5.4 – CAIXA ECONÓMICA MONTEPIO GERAL
Locação financeira mobiliária contrato n.º (…)
Locação financeira mobiliária contrato n.º (…)
Plano de Regularização: continuação do cumprimento dos contratos atualmente em vigor.
Rendas vencidas: liquidação das rendas vencidas, acrescida de juros, despesas e comissões, em 48 prestações mensais, iguais e sucessivas, vencendo-se a primeira no dia em que se iniciar a votação do plano.
5.5 – MONTEPIO CRÉDITO – INSTITUIÇÃO FINANCEIRA DE CRÉDITO, SA
Locação financeira mobiliária contrato n.º (…)

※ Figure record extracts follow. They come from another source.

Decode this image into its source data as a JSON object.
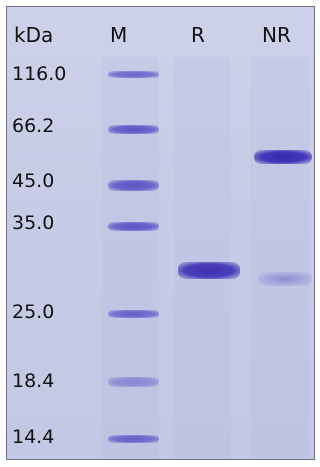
{
  "header": {
    "unit_label": "kDa",
    "lanes": [
      "M",
      "R",
      "NR"
    ]
  },
  "markers": [
    {
      "label": "116.0"
    },
    {
      "label": "66.2"
    },
    {
      "label": "45.0"
    },
    {
      "label": "35.0"
    },
    {
      "label": "25.0"
    },
    {
      "label": "18.4"
    },
    {
      "label": "14.4"
    }
  ],
  "colors": {
    "gel_background": "#c7cce6",
    "band_stain": "#3d2fb0"
  }
}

Plano de Regularização: continuação do cumprimento dos contratos atualmente em vigor.
5.6 – COFIDIS
Locação financeira mobiliária contrato n.º (…)
Plano de Regularização: continuação do cumprimento dos contratos atualmente em vigor:
contrato de locação financeira mobiliária com fiança celebrado a 08/10/2019.
5.7 – DEUTSCHE LEASING IBÉRICA, EFC
Locação financeira mobiliária contrato n.º (…)
Plano de Regularização: continuação do cumprimento dos contratos atualmente em vigor.
Rendas vencidas: liquidação das rendas vencidas, acrescida de juros, despesas e comissões, em 6 prestações mensais, iguais e sucessivas, vencendo-se a primeira no dia em que se iniciar a votação do plano.
5.8 – GRENKE RETING, S.A.
Contrato de locação n.º (…)
Plano de Regularização: continuação do cumprimento dos contratos atualmente em vigor.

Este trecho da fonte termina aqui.